5. After finishing the injections, cover embedded embryos with water to avoid drying. This step also washes off excessive dye. Store the embryos for a few hours at room temperature for fast diffusion of the dye, or keep them at 4 °C overnight if slower diffusion is desired. Long incubation times can result in nonspecific diffusion of the dye, which can prevent clear imaging results later on.

6. Recover embryos from agarose drops using forceps, and rinse them with water. Transfer embryos to 50 % glycerol/H₂O and incubate them under agitation for 3 h at 4 °C. Change the medium to 80 % glycerol/H₂O, and store embryos at 4 °C overnight. Now that they are cleared, embryos can be mounted for confocal imaging in 80 % glycerol between two coverslips.

3.2 Injection in Embryos at One-Cell Stage

As mentioned earlier, this approach is used to inject MOs, RNA or/and DNA. Optimal concentrations for these different compounds are discussed in Subheading 4 (see Note ⁵).

1. The night before the experiment, set up fish in breeding tanks with dividers in place. The next morning, remove the dividers, wait about 20 min, and collect eggs using a strainer.

2. Align the eggs in the trenches of the injection plate using a transfer pipette (Fig. 2a). Cover the eggs with E3/GN, and position them such as the cell is oriented up (Fig. 2b) (see Note ⁶).

3. Load the needle with 3 μL of the solution to be injected (the media used to dilute MOs, RNA, and DNA are described in Subheading 2) (see Note ⁷). Insert the needle into the pipette holder and micromanipulator connected to the microinjector. Check that the micromanipulator is in a proper position to allow movement and adjustment of the needle. The needle should be positioned such as it is directed towards the egg and especially, its cell part (Fig. 2b). Bring the needle tip into the plane of view of the microscope and focus on the thinnest part of its tip.

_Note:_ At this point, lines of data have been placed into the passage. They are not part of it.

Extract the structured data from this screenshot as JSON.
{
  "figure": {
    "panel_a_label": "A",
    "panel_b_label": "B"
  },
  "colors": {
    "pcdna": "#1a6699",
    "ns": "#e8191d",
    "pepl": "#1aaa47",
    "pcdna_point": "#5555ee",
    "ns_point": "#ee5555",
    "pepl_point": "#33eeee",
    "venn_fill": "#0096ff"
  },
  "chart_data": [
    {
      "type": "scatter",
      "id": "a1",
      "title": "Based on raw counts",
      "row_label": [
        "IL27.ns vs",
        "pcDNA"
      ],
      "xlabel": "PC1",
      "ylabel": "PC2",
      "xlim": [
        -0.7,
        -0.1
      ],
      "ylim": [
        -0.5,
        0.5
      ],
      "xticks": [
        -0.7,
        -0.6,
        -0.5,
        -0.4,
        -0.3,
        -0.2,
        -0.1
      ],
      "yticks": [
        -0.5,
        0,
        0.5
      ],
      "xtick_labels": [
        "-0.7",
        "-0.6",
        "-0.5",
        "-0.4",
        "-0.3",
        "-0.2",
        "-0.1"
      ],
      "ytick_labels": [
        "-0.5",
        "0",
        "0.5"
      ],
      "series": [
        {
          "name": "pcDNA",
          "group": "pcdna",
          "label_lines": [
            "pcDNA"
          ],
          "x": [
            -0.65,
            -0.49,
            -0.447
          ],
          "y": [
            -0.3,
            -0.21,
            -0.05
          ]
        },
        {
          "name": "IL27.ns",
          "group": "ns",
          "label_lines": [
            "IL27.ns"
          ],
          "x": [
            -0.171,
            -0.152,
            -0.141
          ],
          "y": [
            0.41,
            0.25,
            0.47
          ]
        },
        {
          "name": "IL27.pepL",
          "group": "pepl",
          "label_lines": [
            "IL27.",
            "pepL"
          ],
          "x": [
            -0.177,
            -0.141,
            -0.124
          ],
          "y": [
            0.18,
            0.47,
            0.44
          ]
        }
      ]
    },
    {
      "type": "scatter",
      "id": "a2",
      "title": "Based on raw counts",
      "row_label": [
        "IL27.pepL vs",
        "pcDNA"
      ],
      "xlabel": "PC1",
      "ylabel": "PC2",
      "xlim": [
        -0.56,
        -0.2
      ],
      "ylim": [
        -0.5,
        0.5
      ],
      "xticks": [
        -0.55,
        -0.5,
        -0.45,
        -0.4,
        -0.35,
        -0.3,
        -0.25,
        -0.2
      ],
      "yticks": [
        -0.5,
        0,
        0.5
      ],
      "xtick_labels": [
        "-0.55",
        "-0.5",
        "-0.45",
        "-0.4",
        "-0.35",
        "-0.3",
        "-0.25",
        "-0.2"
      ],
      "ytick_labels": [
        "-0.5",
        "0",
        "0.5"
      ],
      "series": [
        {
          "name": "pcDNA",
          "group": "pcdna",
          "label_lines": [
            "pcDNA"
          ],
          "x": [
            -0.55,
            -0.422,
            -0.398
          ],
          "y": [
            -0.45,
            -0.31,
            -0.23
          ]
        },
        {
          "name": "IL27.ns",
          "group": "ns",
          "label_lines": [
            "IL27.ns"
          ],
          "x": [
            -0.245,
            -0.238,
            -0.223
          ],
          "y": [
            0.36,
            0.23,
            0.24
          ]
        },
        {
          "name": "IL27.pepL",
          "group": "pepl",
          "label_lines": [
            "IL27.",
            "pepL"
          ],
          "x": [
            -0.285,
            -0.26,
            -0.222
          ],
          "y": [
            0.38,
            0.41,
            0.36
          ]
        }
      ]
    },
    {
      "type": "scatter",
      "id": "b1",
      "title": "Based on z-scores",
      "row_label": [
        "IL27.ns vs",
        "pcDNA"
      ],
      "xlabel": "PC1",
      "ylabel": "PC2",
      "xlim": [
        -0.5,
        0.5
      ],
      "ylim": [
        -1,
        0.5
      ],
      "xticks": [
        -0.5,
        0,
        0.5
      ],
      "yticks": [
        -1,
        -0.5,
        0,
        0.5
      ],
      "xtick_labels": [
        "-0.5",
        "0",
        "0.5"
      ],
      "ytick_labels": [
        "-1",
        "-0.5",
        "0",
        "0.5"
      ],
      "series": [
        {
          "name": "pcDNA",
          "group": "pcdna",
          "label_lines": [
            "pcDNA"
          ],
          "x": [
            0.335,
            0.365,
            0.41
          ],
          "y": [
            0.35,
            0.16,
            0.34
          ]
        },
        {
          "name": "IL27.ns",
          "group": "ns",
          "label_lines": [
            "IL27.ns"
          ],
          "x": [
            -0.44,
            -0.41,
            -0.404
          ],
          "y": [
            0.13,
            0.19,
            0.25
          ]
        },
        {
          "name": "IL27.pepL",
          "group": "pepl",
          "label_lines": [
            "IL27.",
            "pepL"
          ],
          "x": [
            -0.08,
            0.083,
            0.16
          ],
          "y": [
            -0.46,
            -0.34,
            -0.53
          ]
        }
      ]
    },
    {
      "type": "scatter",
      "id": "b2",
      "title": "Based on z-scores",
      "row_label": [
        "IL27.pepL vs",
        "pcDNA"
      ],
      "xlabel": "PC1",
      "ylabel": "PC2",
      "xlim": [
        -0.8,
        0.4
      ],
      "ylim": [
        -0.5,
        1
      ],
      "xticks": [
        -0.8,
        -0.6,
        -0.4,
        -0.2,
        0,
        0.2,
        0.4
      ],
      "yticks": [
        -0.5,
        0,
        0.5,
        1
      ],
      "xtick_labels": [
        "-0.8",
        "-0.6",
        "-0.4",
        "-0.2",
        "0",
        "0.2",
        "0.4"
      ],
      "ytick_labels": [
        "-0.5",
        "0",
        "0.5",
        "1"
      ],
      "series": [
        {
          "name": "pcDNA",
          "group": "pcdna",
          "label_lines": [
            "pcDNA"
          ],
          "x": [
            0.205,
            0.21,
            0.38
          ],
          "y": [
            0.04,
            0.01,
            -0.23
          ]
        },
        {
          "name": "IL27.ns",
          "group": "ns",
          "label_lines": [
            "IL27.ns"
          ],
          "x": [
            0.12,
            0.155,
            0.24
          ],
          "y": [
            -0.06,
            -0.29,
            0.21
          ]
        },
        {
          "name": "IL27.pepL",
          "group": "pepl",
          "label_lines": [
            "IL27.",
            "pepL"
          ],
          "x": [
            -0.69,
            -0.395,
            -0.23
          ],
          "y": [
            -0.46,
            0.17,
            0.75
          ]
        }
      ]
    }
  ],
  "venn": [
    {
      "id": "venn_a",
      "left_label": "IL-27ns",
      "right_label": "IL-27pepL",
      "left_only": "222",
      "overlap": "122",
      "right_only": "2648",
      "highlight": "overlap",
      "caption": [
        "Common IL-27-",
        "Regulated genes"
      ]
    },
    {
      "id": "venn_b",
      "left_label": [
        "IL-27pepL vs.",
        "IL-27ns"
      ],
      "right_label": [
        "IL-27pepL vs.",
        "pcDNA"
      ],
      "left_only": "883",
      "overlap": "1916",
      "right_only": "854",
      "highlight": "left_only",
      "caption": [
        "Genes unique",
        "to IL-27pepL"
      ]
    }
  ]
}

4. Cut the needle at its tip with a pair of forceps, so that it is narrow enough to pierce the chorion but still capable of delivering a consistent volume. Press the foot pedal of the injector and monitor the size of the drop released in the medium. Volume can be adjusted by trimming the needle, adjusting the injection pressure, or the duration of injection. Injection volumes of 500 pL or 1 nL are typically used.

5. Ensure that the embryos are still at one-cell stage before pursuing the injections.

6. Using the micromanipulator, bring the needle next to the egg, pierce the surface of the chorion and enter the cell in one smooth movement. Inject the solution in the cell while being careful not to move to avoid tearing the membrane. After injecting, remove the needle, and slowly move the injection plate with your hand to proceed with the next egg. Always keep some eggs uninjected as a control.

7. After finishing, use E3 medium to move the injected eggs into a clean Petri dish. At the end of the day, remove dead or damaged embryos, and count the number of embryos you have injected (see Note ⁸).